Peltzer harrumphed. "Pilot Waitley may be required to deal with Brine Batzer. Drunk-boat or not, there will be an incident report. Batzer was agent of record so the port will be sending him a—let's call it a note—on this incident. This isn't the first time one of his contracts has acted up, and Codrescu will have to tell him Drosselmare and all her crew are banned, just so he doesn't get to thinking they're a fine and upstanding group of laddies, hey ho. In the meantime, we'll add them to the not-approved cloud for the next infoshare."
Peltzer stopped, peered at the projection, muttered into his shoulder, nodded, and looked up. "Batzer's within his rights to follow up on the actions of his contracted ships until they leave Eylot space, if he gets a warning. He may do that. He may be too busy.
"So, Pilot, since I'm informed you have an assignment which requires your immediate return to Eylot, and since we're not one of us related to you, bound to you, under contract to you, or contracted by you, we three can act as witness, in that Codrescu has approved of your claim to salvage. In the event that something untoward or illegal is here, we will witness that it was salvage and turn it over to the appropriate authorities, if any such exist."
"Salvage?" Theo turned to Slayn, who was now sitting with a gun in his lap, looking like a child with a new toy.
"I told you," he said. "You're dangerous, but you ought to have a gun, anyway. You get salvage rights on account of being the subject of unruly behavior that is otherwise unresolved." He tapped the gun. "This, for example, appears to be a perfectly serviceable handarm for close work. You'll want to have an armorer do a refurbish for you, as a matter of course. Mark that it's a little more than a dozen years old, the holster could use some work, and you'll want to check your charges before you depend on it."
He snapped it open, showing her that it was unloaded before flipping it toward her. Surprisingly, Hevelin's tiny paw was on it as fast as she snagged it; he looked it over, sniffed it, peered into her face, then comfortably shrugged back into her lap.

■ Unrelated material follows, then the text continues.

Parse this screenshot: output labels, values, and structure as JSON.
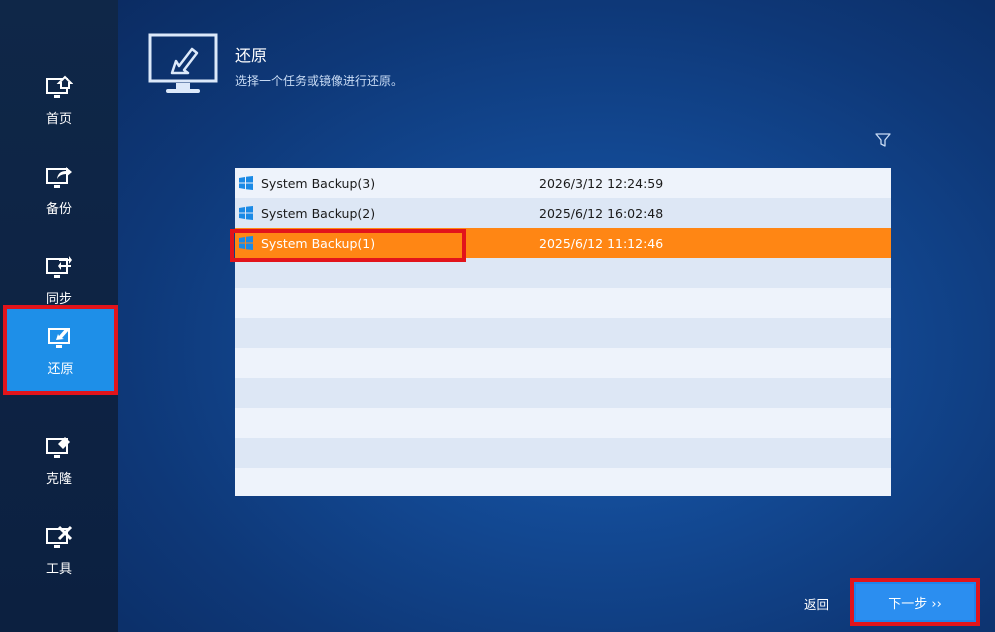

She held the gun, absently catching the charges Arndy tossed to her. It was compact, it was, and not cold at all.
Pilot Bringo spread the rest of the bag and contents before her on a side table.

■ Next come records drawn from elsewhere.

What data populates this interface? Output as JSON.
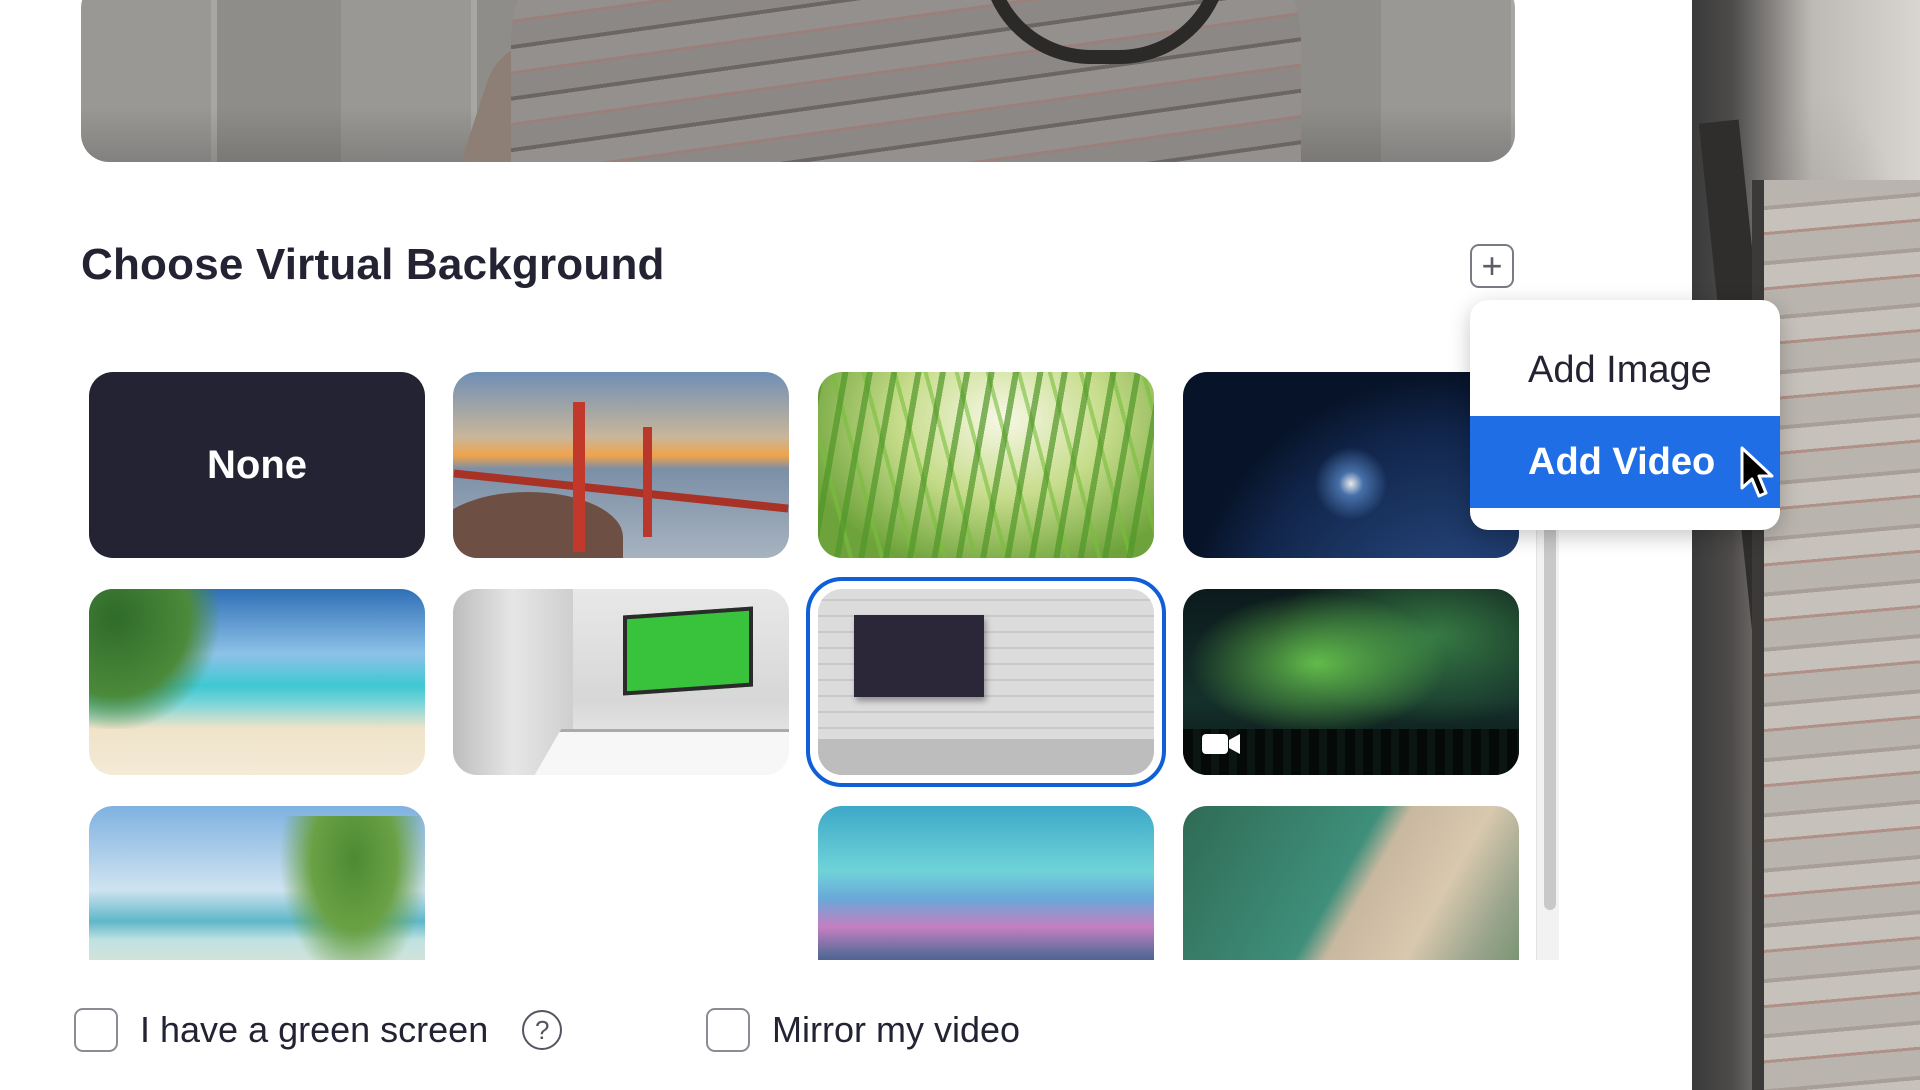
{
  "section": {
    "title": "Choose Virtual Background"
  },
  "add_menu": {
    "items": [
      {
        "label": "Add Image"
      },
      {
        "label": "Add Video",
        "highlighted": true
      }
    ]
  },
  "backgrounds": [
    {
      "label": "None",
      "kind": "none"
    },
    {
      "kind": "image",
      "theme": "golden-gate-bridge"
    },
    {
      "kind": "image",
      "theme": "grass"
    },
    {
      "kind": "image",
      "theme": "earth-from-space"
    },
    {
      "kind": "image",
      "theme": "tropical-beach"
    },
    {
      "kind": "image",
      "theme": "office-green-screen"
    },
    {
      "kind": "image",
      "theme": "brick-wall-sign",
      "selected": true
    },
    {
      "kind": "video",
      "theme": "aurora"
    },
    {
      "kind": "image",
      "theme": "palm-beach"
    },
    {
      "kind": "blank"
    },
    {
      "kind": "video",
      "theme": "sunset-sky"
    },
    {
      "kind": "video",
      "theme": "coastline"
    }
  ],
  "options": {
    "green_screen_label": "I have a green screen",
    "mirror_label": "Mirror my video",
    "help_glyph": "?"
  },
  "colors": {
    "accent": "#1f6ee6",
    "selected_outline": "#0e5fd8",
    "none_tile": "#232333"
  }
}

"Not a pilot's kit, but that's the pity. Got some clothes, won't likely fit you good, but can wear well enough. The station's Refitya Shop can use them; that bag, too. Got a couple names on it. Somebody just starting ought to not drag other names along and confuse things. Deep space isn't where you want people guessing who you are."
She looked at the remaining items: small metal clips and a personal knife, airtight containers of—
"Is any of this worth anything, really?"
Slayn took over, pointing.
"This seems to be vya, a commercial container, unopened. Always a friend of a pilot, for use or trade, this is a modest amount in moderate grade—but still, like the gun, having it will be worth more than sending it to consignment. This," he said, solemnly, unrolling a fancy tooled-leather packet, "is a set of matched firegems."
The three older pilots burst into laughter as one; inside Theo's head, Hevelin's amusement echoed theirs.
"Firegems?"
Arndy manipulated the packet. Light exploded from the gems, like a rainbow running loose. The colors sparkled and—there were seven of them; they seemed not only matched, but identical.